“My quick answer is that I don’t care much about permutation tests because they are testing a null null hypothesis that is of typically no interest”
Statistical Modeling, Causal Inference, and Social Science 2024-01-11
Riley DeHaan writes:
I’m a psych PhD student and I have a statistical question that’s been bothering me for some time and wondered if you’d have any thoughts you might be willing to share.
I’ve come across some papers employing z-scores of permutation null distributions as a primary metric in neuroscience (for an example, see here).
The authors computed a coefficient of interest in a multiple linear regression and then permuted the order of the predictors to obtain a permutation null distribution of that coefficient. “The true coefficient for functional connectivity is compared to the distribution of null coefficients to obtain a z-score and P-value.” The authors employed this permutation testing approach to avoid the need to model potentially complicated autocorrelations between the observations in their sample and then wanted a statistic that provided a measure of effect size rather than relying solely on p-values.

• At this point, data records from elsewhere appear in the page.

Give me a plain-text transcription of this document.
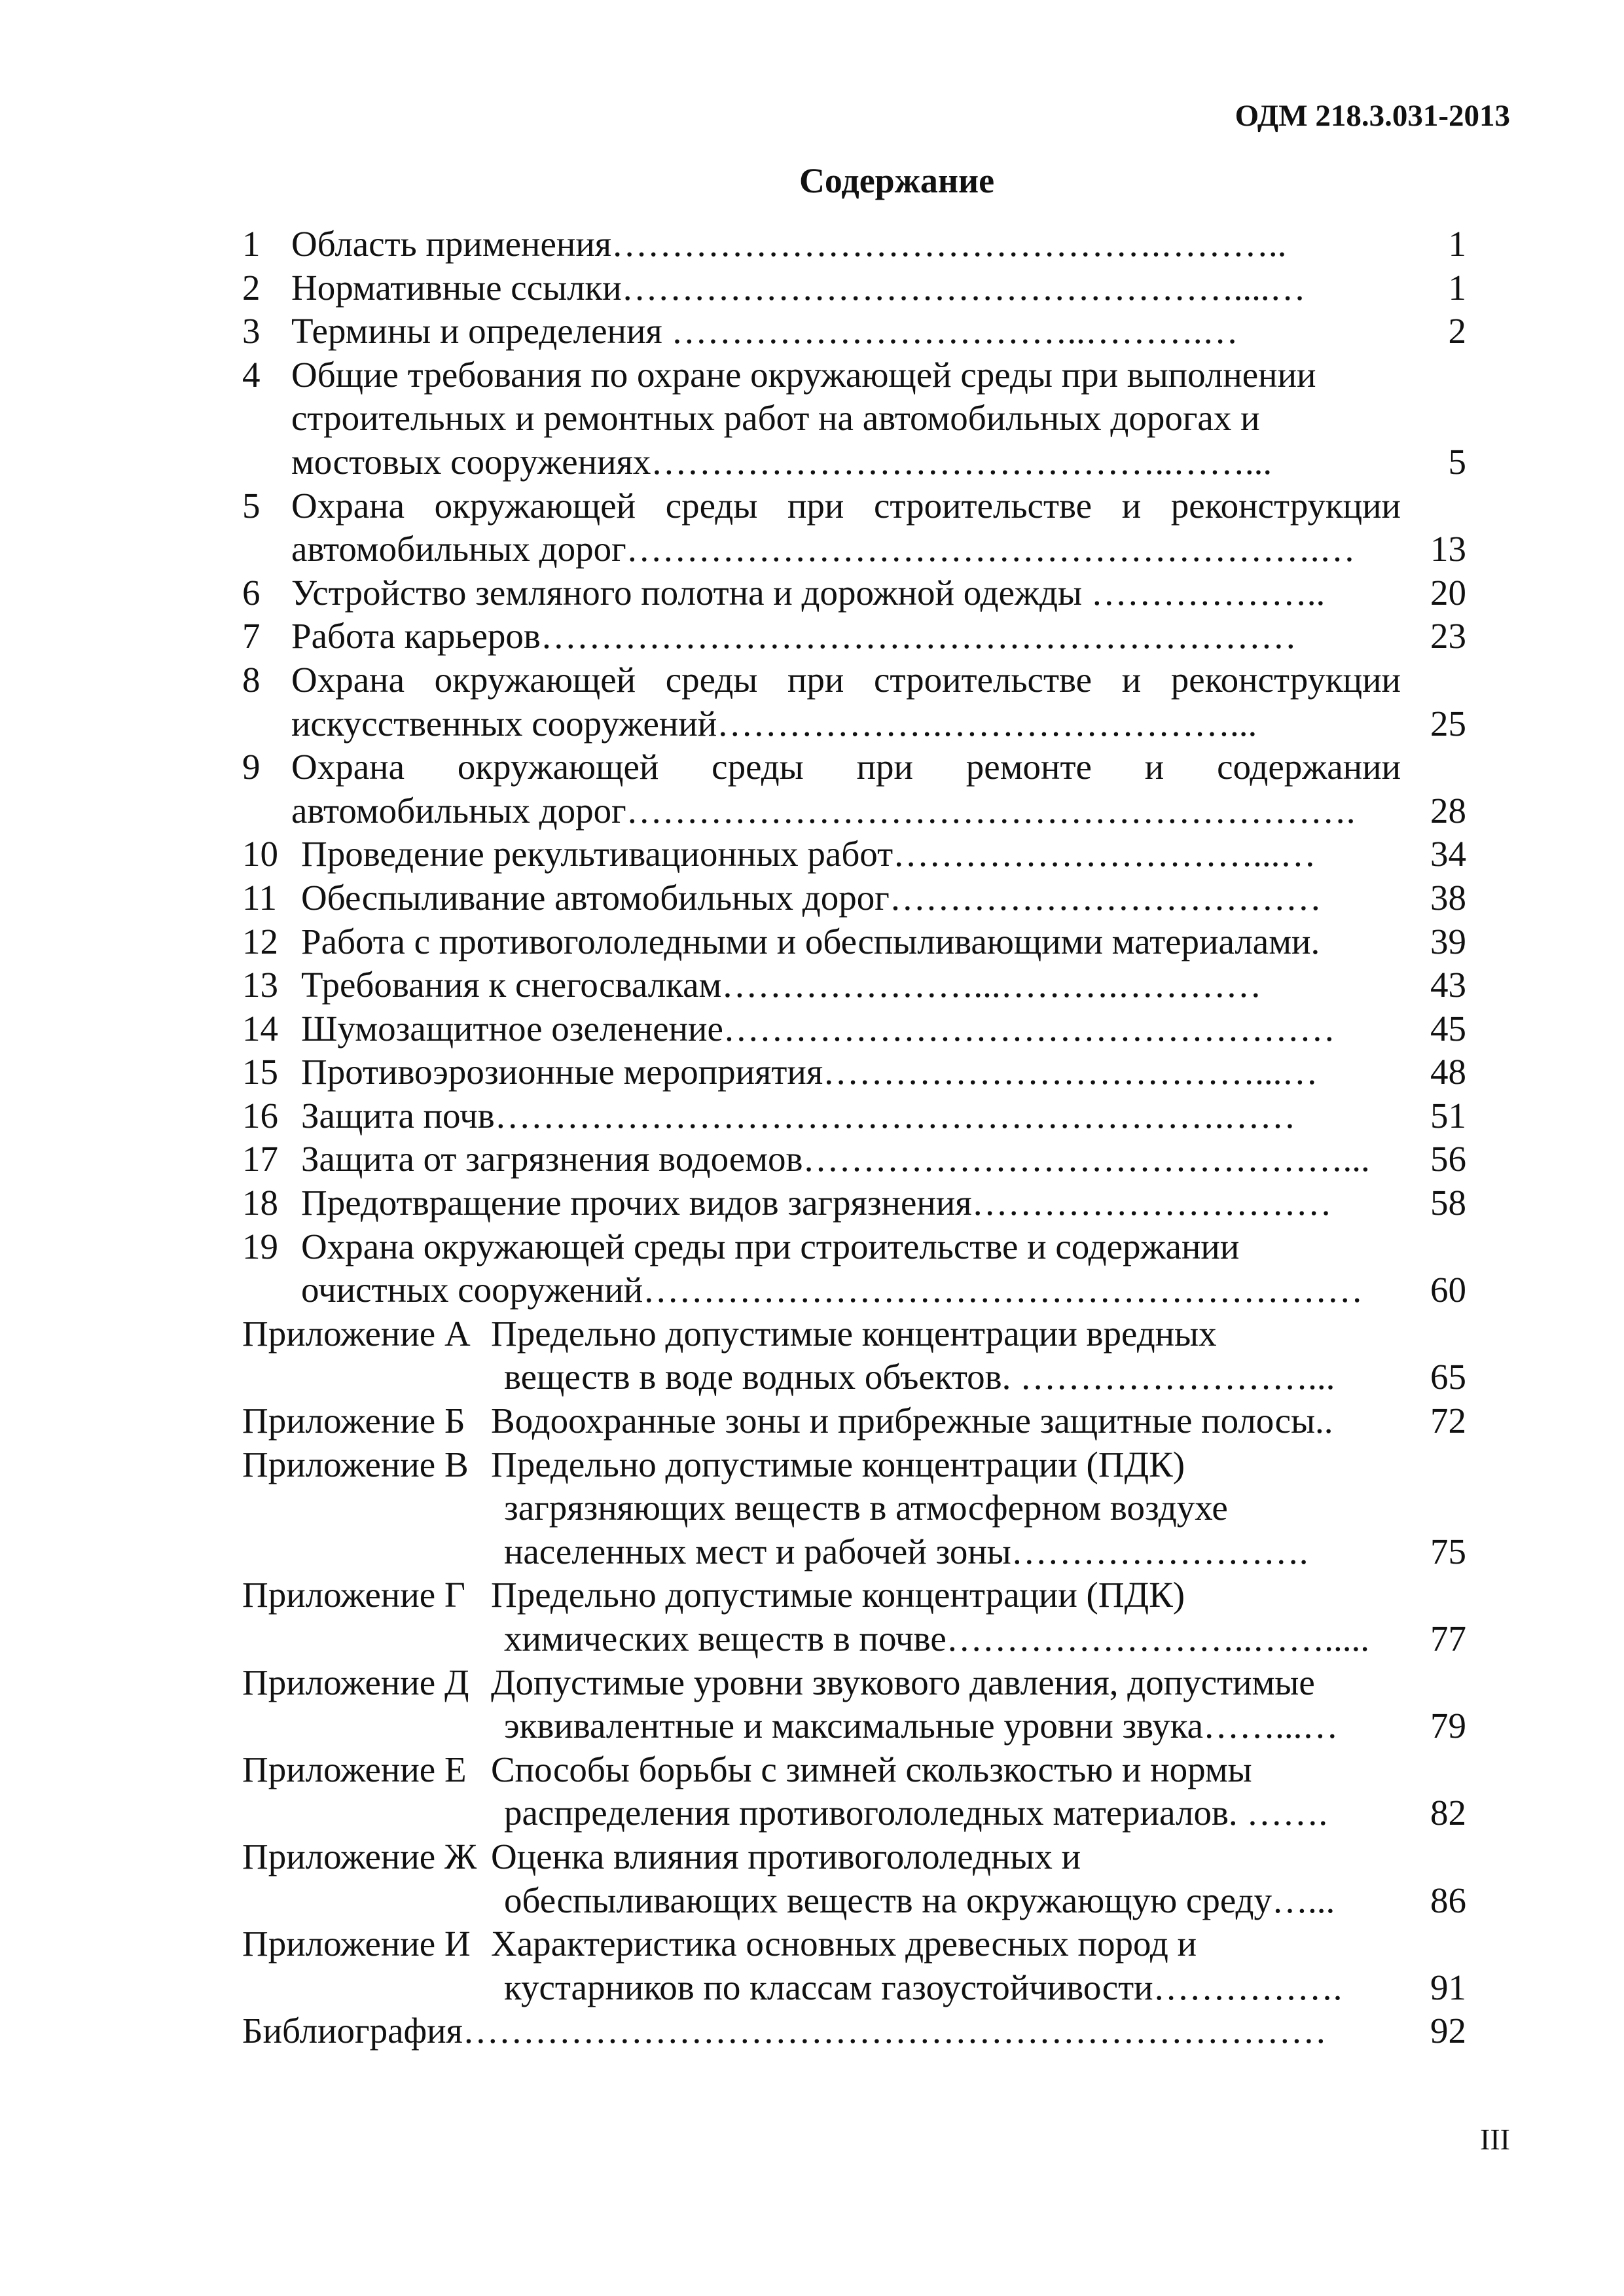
ОДМ 218.3.031-2013
Содержание
1 Область применения……………………………………….………..	1
2 Нормативные ссылки……………………………………………....…	1
3 Термины и определения ……………………………..……….…	2
4 Общие требования по охране окружающей среды при выполнении
строительных и ремонтных работ на автомобильных дорогах и
мостовых сооружениях……………………………………..……...	5
5 Охрана окружающей среды при строительстве и реконструкции
автомобильных дорог………………………………………………….…	13
6 Устройство земляного полотна и дорожной одежды ………………..	20
7 Работа карьеров………………………………………………………	23
8 Охрана окружающей среды при строительстве и реконструкции
искусственных сооружений……………….……………………...	25
9 Охрана окружающей среды при ремонте и содержании
автомобильных дорог…………………………………………………….	28
10 Проведение рекультивационных работ…………………………...…	34
11 Обеспыливание автомобильных дорог………………………………	38
12 Работа с противогололедными и обеспыливающими материалами.	39
13 Требования к снегосвалкам…………………...……….…………	43
14 Шумозащитное озеленение……………………………………………	45
15 Противоэрозионные мероприятия………………………………...…	48
16 Защита почв…………………………………………………….……	51
17 Защита от загрязнения водоемов………………………………………...	56
18 Предотвращение прочих видов загрязнения…………………………	58
19 Охрана окружающей среды при строительстве и содержании
очистных сооружений……………………………………………………	60
Приложение А Предельно допустимые концентрации вредных
веществ в воде водных объектов. ……………………...	65
Приложение Б Водоохранные зоны и прибрежные защитные полосы..	72
Приложение В Предельно допустимые концентрации (ПДК)
загрязняющих веществ в атмосферном воздухе
населенных мест и рабочей зоны…………………….	75
Приложение Г Предельно допустимые концентрации (ПДК)
химических веществ в почве……………………..…….....	77
Приложение Д Допустимые уровни звукового давления, допустимые
эквивалентные и максимальные уровни звука……...…	79
Приложение Е Способы борьбы с зимней скользкостью и нормы
распределения противогололедных материалов. …….	82
Приложение Ж Оценка влияния противогололедных и
обеспыливающих веществ на окружающую среду…...	86
Приложение И Характеристика основных древесных пород и
кустарников по классам газоустойчивости…………….	91
Библиография………………………………………………………………	92
III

Is there any meaningful interpretation of a z-score of a permutation null distribution under the alternative hypothesis? Is this a commonly used approach? This approach would not appear to find meaningfully normalized estimates of effect size given the variability of the permutation null distribution may not have anything to do with the variance of the statistic of interest under its own distribution. In this case, I’m not sure a z-score based on the permutation null provides much information beyond significance. The variability of the permutation null distribution will also be a function of the sample size in this case. Could we argue that permutation null distributions would in many cases (I’m thinking about simple differences in means rather than regression coefficients) tend to overestimate the variability of the true statistic given permutation tests are conservative compared to tests based on known distributions of the statistic of interest? This z-score approach would then tend to produce conservative effect sizes. I’m not finding references to this approach online beyond this R package.
My reply: My quick answer is that I don’t care much about permutation tests because they are testing a null null hypothesis that is of typically no interest. Related thoughts are here.
P.S. If you, the reader of this blog, care about permutation tests, that’s fine! Permutation tests have a direct mathematical interpretation. They just don’t interest me, that’s all.